Und dann redet auch noch der Unipräsident… – aber diese und dessen Disparatheit überlasse ich Ihrer Phantasie. – Sie sehen, meine Damen und Herren, nichts paßt zusammen, das alles kriegt man nicht unter einen Hut. Doch glaube ich, gerade deshalb wird es Peter Rühmkorf gefallen. Ihm muß es gefallen, sonst wären seine Gedichte nicht, wie er selber sagt, „vom Umgang mit entsprungenen Partikularitäten“ geprägt. Und es wird den Freunden seiner Dichtung gefallen, andernfalls hätten sie seine gedichteten Plädoyers fürs Disparate nicht verstanden.
Ich jedenfalls bin gespannt, wie das heutige Unternehmen ausgeht: als ,postmoderne Einheit der Vielheit‘, wie mancher Germanist oder Philosoph – aufs Ganze fixiert – vielleicht hofft, oder als an die Lyrik Peter Rühmkorfs gemahnende Vielheit, in der das Disparate unausgeglichen bestehen bleibt.
Ich gratuliere Ihnen, sehr geehrter, lieber Herr Rühmkorf, zur Ehrenpromotion, auch zu dem Mut, sich dieser besonderen Herausforderung an einen Dichter zu stellen. Ich beglückwünsche den Fachbereich Germanistik zu seinem Entschluß, Peter Rühmkorf die Ehrendoktorwürde zu verleihen, denn mit der Annahme des Doktorhutes durch Peter Rühmkorf erfährt der Fachbereich Germanistik selbst und damit auch unsere Universität eine große Ehrung. Ich zitiere dazu – etwas aktualisiert – ein Zitat Peter Rühmkorfs. Sie haben richtig gehört, das ist ein doppelter Zitat-Schild, also ein Leckerbissen für jeden Literaturwissenschaftler, denn ich zitiere ein Zitat, das Peter Rühmkorf selbst in einem Gedicht zitiert:

An der Universität ist vielleicht doch etwas dran, strahlte Peter, wenn so einer wie ich Ehrendoktor werden kann…

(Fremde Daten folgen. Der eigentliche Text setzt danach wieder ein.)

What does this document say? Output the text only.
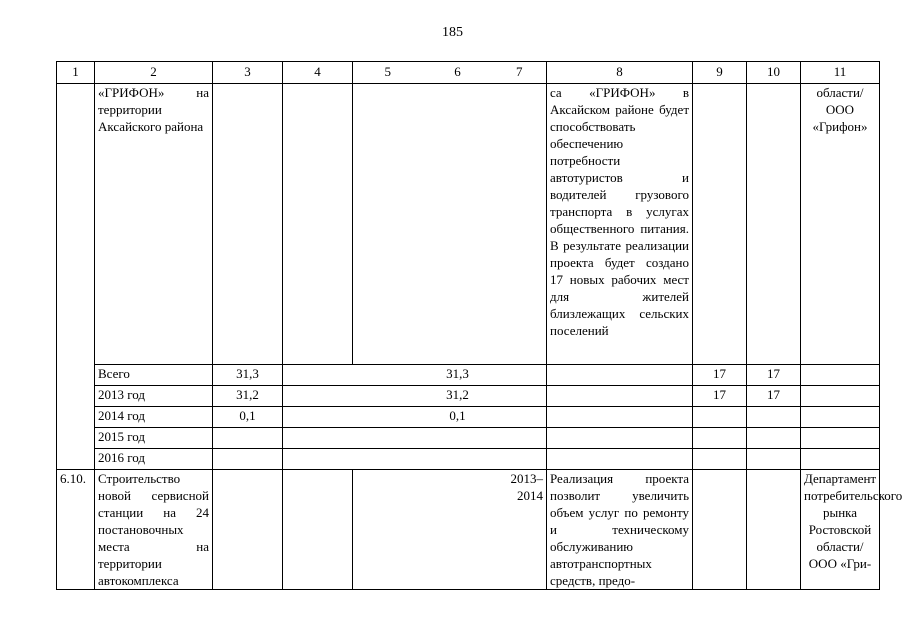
185
1	2	3	4	5	6	7	8	9	10	11
	«ГРИФОН» на территории Аксайского района						са «ГРИФОН» в Аксайском районе будет способствовать обеспечению потребности автотуристов и водителей грузового транспорта в услугах общественного питания. В результате реализации проекта будет создано 17 новых рабочих мест для жителей близлежащих сельских поселений			области/ ООО «Грифон»
	Всего	31,3			31,3			17	17	
	2013 год	31,2			31,2			17	17	
	2014 год	0,1			0,1					
	2015 год									
	2016 год									
6.10.	Строительство новой сервисной станции на 24 постановочных места на территории автокомплекса					2013–2014	Реализация проекта позволит увеличить объем услуг по ремонту и техническому обслуживанию автотранспортных средств, предо-			Департамент потребительского рынка Ростовской области/ ООО «Гри-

Als mich der Fachbereich Germanistik zu dieser Begrüßung einlud, habe ich besonders gerne zugesagt. Auch wenn Sie jetzt denken, das ist doch Alltag für einen Unipräsidenten: diesmal ist es für mich eine besondere Freude. Ich habe nämlich ein persönliches Verhältnis zu Rühmkorfs Gedichten. Zugegeben, das besteht noch nicht sehr lange, auch wenn mir der Name des Jazz-Lyrik-Interpreten und manches Gedicht Peter Rühmkorfs seit langem bekannt sind. Das persönliche Verhältnis zu seinen Gedichten entstand, als Peter Rühmkorf vor zwei Jahren aus der Peripherie unserer Republik, aus Hamburg, nach Gießen, ins Zentrum der Bundesrepublik, kam und mir während einer Dichterlesung – dem Institut für Neuere Deutsche Literatur und der Bezirkssparkasse sei dafür Dank seine Gedichte im Wortsinne nahe brachte. Seit dieser Lesung im Netanya-Saal geht mir so mancher seiner Verse nicht mehr aus dem Kopf. Das liegt sicher an der Musikalität, die in allen Rühmkorf-Gedichten zu spüren ist. Es liegt aber auch an der Musikalität, mit der Peter Rühmkorf damals seine Gedichte vortrug; oder kann man sagen: vorsang? Ich verstehe ja nichts von Gedichten, meine lieben Germanisten, vielleicht verstehe ich aber dennoch – oder gerade deshalb? – manches Gedicht, jedenfalls wenn es Peter Rühmkorf vorsingt.
Und dann waren da noch erdichtete, verdichtete Formulierungen, von denen ich wünsche, sie wären mir eingefallen, denn ähnliches hatte ich gedacht oder wenigstens geahnt, z.B.:

Also von mir aus können wir sofort – hier
vom Tisch aufstehn und die Welt umwälzen,
aber mit-wem-denn, mit   w e m ?

So heißt es in Rühmkorfs Selbstportrait. – Ach, ja! – Und dann laufe ich wieder durch die Universität und versuche, Kolleginnen und Kollegen nicht für eine Weltumwälzung, nein, für eine kleine Universitätsveränderung zu bewegen. Meistens mit mäßigem Erfolg, wie ich zugebe. Vielleicht sollte ich das einmal mit einer der drastischen Formulierungen Peter Rühmkorfs versuchen. Das müßte dann heißen:

Komm raus aus deiner Eber-Einzelbucht,
aus deiner Ludergrube.
Komm raus aus deiner kaskoversicherten Dunkelkammer!
Heda, du eingerahmtes Tier, du kriegst
den Kopf wohl gar nicht mehr raus aus dieser Paste, laß sehn!
Unbeugsam reflektierst du dich
an der Schreibtischkante –
Komm raus aus deinem handversiegelten Hockergrab!
Auch Kultur
ist nur eine unmaßgebliche Schutzbehauptung.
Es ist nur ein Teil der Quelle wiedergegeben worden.